Une escale en Martinique est particulière. Pour Olivier Tretout, directeur de la région Martinique du groupe CMA CGM, les escales des navires du service PCRF dans le port de Fort-de-France ne ressemblent à aucune autre. « Nous chargeons les trois quarts des bananes dans notre île. Nos escales se calquent sur la récolte des fruits. » En moyenne, une escale d’un navire dans le port martiniquais prend trois jours. La première phase consiste à décharger les conteneurs pour le marché local. Ensuite, le navire patiente à quai pour recevoir les conteneurs de bananes qui arrivent en fonction de la récolte. « Nous en recevons jusqu’au vendredi soir 17 heures, et ensuite nous pouvons positionner les boîtes vides sur le navire. » Au total, CMA CGM traite quelque 240 EVP à chaque escale. « Nous avons dimensionné le service en fonction de cette particularité », continue Olivier Tretout. La situation est différente pour les navires opérant sur le service Medcar (Méditerranée Caraïbes). Il passe deux fois dans le port de Fort-de-France dans sa rotation et doit être traité sur un shift de sept heures à chaque escale.
Un rôle régional à jouer
La particularité de ces escales n’occulte en rien la capacité du Grand port maritime de Martinique de devenir un hub. « Il y a un rôle régional à jouer. Le centre de gravité qui va naître à l’ouverture du nouveau jeu d’écluses du canal de Panama se situera entre la Jamaïque, Cuba et Carthagène. Déplacer ce cœur vers la Martinique serait trop coûteux pour les opérateurs. » Parce que pour le responsable de l’agence CMA CGM, la Martinique dispose de nombreux atouts avec ses qualités nautiques. Pour s’imposer, Olivier Tretout suggère un changement de mode d’exploitation. Ce changement passe par de nouveaux cavaliers. Actuellement, le groupe CMA CGM dispose de huit cavaliers sur le terminal dont une partie n’est pas suffisamment efficace. Ces cavaliers, les rouges, doivent être vendus pour conserver les bleus et acheter des engins de plus petite taille pour une meilleure efficacité. « Cela ne remet pas en cause la gestion du terminal avec des cavaliers, mais il est nécessaire de disposer de matériel adapté aux conditions d’exploitation du terminal. » Plus globalement, Olivier Tretout pose quatre conditions pour que le Grand port maritime de la Martinique puisse prétendre à devenir un hub régional. La première est de réaliser les travaux prévus par le GPM. « La phase 1, à savoir l’extension Est, est indispensable mais pas suffisante. Il faudra aussi la phase 2, l’extension Nord. » Ensuite, il faut entamer une réflexion générale et opter pour des choix en matière d’équipement. De plus, le port doit s’impliquer dans la logistique en proposant une valeur ajoutée sur la marchandise. Enfin, il faut revoir l’organisation du travail des ouvriers dockers. « Prendre position comme port de transbordement, c’est apporter aux clients de la fiabilité, de la régularité et un prix. Le vrai handicap de ce terminal est l’absence de fonctionnement normal. L’activité est sans cesse émaillée d’incidents », constate Olivier Tretout.
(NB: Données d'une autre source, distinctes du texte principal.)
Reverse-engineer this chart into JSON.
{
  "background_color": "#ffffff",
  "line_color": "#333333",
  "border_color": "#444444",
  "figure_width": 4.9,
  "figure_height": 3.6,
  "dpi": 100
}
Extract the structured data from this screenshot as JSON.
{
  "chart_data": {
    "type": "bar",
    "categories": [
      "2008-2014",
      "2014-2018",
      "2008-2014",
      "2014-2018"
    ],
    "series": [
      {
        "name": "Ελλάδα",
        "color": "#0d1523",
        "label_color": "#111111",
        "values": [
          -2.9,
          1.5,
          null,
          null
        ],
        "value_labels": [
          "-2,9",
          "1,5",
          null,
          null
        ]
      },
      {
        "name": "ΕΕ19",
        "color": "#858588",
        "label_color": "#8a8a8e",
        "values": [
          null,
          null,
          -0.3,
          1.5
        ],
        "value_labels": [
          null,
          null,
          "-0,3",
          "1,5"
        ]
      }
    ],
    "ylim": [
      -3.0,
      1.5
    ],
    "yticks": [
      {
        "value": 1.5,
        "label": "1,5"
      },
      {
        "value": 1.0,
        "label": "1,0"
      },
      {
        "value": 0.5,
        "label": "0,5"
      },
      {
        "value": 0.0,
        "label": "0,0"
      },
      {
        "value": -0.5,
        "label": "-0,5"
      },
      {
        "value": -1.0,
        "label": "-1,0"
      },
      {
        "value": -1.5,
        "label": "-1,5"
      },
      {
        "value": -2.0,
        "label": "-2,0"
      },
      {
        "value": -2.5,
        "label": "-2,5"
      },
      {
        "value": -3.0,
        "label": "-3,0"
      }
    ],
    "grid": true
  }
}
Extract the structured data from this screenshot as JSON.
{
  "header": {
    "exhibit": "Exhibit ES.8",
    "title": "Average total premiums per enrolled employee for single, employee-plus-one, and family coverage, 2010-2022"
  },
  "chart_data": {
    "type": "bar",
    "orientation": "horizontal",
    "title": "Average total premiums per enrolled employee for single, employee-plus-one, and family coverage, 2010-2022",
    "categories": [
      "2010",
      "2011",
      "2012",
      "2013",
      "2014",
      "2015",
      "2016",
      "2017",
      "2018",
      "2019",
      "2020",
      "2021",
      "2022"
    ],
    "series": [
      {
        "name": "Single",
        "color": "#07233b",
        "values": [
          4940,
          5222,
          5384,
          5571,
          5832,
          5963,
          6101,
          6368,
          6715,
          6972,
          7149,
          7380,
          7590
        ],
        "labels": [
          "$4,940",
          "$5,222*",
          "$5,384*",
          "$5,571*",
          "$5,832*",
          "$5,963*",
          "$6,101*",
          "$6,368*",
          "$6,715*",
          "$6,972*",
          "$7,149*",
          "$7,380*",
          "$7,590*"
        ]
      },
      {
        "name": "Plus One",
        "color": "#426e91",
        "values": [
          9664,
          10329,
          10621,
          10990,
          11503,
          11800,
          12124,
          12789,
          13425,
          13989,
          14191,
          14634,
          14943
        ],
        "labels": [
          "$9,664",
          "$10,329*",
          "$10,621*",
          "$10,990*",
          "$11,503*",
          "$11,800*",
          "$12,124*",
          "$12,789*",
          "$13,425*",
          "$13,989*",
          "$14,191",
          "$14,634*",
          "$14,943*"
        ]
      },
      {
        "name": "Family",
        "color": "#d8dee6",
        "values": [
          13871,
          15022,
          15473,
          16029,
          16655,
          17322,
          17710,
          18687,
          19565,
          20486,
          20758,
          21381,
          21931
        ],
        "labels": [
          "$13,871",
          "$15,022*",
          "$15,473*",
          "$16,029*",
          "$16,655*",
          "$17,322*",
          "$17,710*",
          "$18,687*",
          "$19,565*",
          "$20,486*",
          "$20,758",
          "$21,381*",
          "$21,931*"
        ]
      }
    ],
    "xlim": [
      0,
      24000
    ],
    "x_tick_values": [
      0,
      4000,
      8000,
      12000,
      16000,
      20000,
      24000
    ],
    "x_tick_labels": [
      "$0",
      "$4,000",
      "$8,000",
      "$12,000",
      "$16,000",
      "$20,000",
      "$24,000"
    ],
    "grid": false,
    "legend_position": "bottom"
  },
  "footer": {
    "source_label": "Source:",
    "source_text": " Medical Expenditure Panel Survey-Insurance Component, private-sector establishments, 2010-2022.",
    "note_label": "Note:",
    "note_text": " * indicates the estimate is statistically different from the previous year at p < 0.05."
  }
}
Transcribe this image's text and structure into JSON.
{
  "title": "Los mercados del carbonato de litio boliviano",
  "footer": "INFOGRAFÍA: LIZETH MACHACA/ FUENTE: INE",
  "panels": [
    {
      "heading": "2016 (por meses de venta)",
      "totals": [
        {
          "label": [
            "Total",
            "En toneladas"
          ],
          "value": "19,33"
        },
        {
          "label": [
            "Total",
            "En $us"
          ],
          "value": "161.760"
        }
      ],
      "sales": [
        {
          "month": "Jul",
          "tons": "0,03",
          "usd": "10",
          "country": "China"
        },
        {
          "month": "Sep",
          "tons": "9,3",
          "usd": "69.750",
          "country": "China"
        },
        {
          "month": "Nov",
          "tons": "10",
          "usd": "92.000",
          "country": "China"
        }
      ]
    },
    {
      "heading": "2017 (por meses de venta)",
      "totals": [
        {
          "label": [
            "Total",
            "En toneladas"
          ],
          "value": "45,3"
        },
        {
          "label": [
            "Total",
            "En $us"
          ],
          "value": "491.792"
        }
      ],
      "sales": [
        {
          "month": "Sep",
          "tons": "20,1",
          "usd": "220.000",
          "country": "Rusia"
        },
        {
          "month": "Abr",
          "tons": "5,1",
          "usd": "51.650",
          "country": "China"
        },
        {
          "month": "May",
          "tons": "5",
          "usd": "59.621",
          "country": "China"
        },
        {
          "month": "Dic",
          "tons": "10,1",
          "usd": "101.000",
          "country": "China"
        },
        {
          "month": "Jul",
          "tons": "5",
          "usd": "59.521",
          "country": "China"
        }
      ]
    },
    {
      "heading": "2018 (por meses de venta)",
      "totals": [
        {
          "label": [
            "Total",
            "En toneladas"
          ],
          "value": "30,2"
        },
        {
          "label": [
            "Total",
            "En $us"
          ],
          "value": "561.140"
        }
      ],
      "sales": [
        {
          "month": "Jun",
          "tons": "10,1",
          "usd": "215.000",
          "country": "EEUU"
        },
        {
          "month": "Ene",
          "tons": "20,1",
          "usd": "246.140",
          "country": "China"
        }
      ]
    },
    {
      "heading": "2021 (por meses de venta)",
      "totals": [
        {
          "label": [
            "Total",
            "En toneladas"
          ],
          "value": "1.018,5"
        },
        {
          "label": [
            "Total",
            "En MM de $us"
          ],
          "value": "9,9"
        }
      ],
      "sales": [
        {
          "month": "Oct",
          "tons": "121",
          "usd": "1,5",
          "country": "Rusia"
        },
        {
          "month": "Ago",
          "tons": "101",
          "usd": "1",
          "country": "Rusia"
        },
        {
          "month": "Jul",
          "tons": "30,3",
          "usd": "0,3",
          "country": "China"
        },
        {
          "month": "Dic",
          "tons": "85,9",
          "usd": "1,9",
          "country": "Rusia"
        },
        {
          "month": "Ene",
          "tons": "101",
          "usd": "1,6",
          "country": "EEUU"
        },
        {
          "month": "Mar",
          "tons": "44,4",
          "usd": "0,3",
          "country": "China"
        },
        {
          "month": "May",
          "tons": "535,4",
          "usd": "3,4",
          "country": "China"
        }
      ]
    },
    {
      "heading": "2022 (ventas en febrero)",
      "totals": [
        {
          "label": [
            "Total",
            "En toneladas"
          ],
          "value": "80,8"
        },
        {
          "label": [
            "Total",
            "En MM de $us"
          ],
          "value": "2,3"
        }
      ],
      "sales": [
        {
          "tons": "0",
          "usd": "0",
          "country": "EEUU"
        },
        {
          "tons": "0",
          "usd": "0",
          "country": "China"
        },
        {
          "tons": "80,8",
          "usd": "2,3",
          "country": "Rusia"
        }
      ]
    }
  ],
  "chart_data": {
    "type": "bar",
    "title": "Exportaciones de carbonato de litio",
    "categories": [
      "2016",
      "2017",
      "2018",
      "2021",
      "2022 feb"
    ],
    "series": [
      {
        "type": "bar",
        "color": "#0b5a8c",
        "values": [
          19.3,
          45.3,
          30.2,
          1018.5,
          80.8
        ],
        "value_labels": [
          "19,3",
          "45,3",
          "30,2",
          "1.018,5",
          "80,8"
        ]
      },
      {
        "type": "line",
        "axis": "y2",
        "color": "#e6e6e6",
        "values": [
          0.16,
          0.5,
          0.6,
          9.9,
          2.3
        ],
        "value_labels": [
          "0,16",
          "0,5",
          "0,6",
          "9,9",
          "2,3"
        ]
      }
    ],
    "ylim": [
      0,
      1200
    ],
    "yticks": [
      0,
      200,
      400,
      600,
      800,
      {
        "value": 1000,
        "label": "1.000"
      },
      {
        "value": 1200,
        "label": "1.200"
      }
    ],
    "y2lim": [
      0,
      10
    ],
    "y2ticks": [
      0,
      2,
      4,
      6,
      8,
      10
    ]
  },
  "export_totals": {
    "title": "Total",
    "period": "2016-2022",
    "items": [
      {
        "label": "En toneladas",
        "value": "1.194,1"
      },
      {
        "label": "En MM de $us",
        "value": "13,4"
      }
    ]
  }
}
Et le directeur de l’agence CMA CGM pose le défi à relever: « Nous pouvons finir comme un port feederisé et passer à côté de l’opportunité que représente le nouveau jeu d’écluses du canal de Panama. Il faut que nous ayons des alliés dans toutes les couches des opérateurs. »
La norme sera le Panamax
L’ouverture programmée du nouveau canal de Panama va modifier les fondamentaux du portuaire dans la Caraïbe. Demain, selon Olivier Tretout, la norme sera le Panamax. « Dans ce contexte, le port doit pouvoir traiter deux Panamax simultanément sur son terminal. » De plus, la logistique sera un élément essentiel. Déjà, le directeur de la région Martinique voit le groupe de distribution Wall Mart regarder ce qu’il se passe en Jamaïque pour faire du groupage et du dégroupage, de l’assortiment en fonction des besoins des destinataires. Mieux, il faut profiter des capacités de zones franches et des dispositifs de délocalisation pour apporter de la valeur ajoutée sur le produit lui-même. C’est en actionnant ces différents leviers, mais aussi celui des armateurs pour se faire croiser à Fort-de-France des lignes depuis plusieurs continents, que le port de la Martinique peut jouer ce rôle de hub régional. « Avec le nouveau dimensionnement du canal de Panama, nous avons des contraintes mais il faut savoir y répondre. La Martinique n’est pas seule à viser cette position », avertit Olivier Tretout.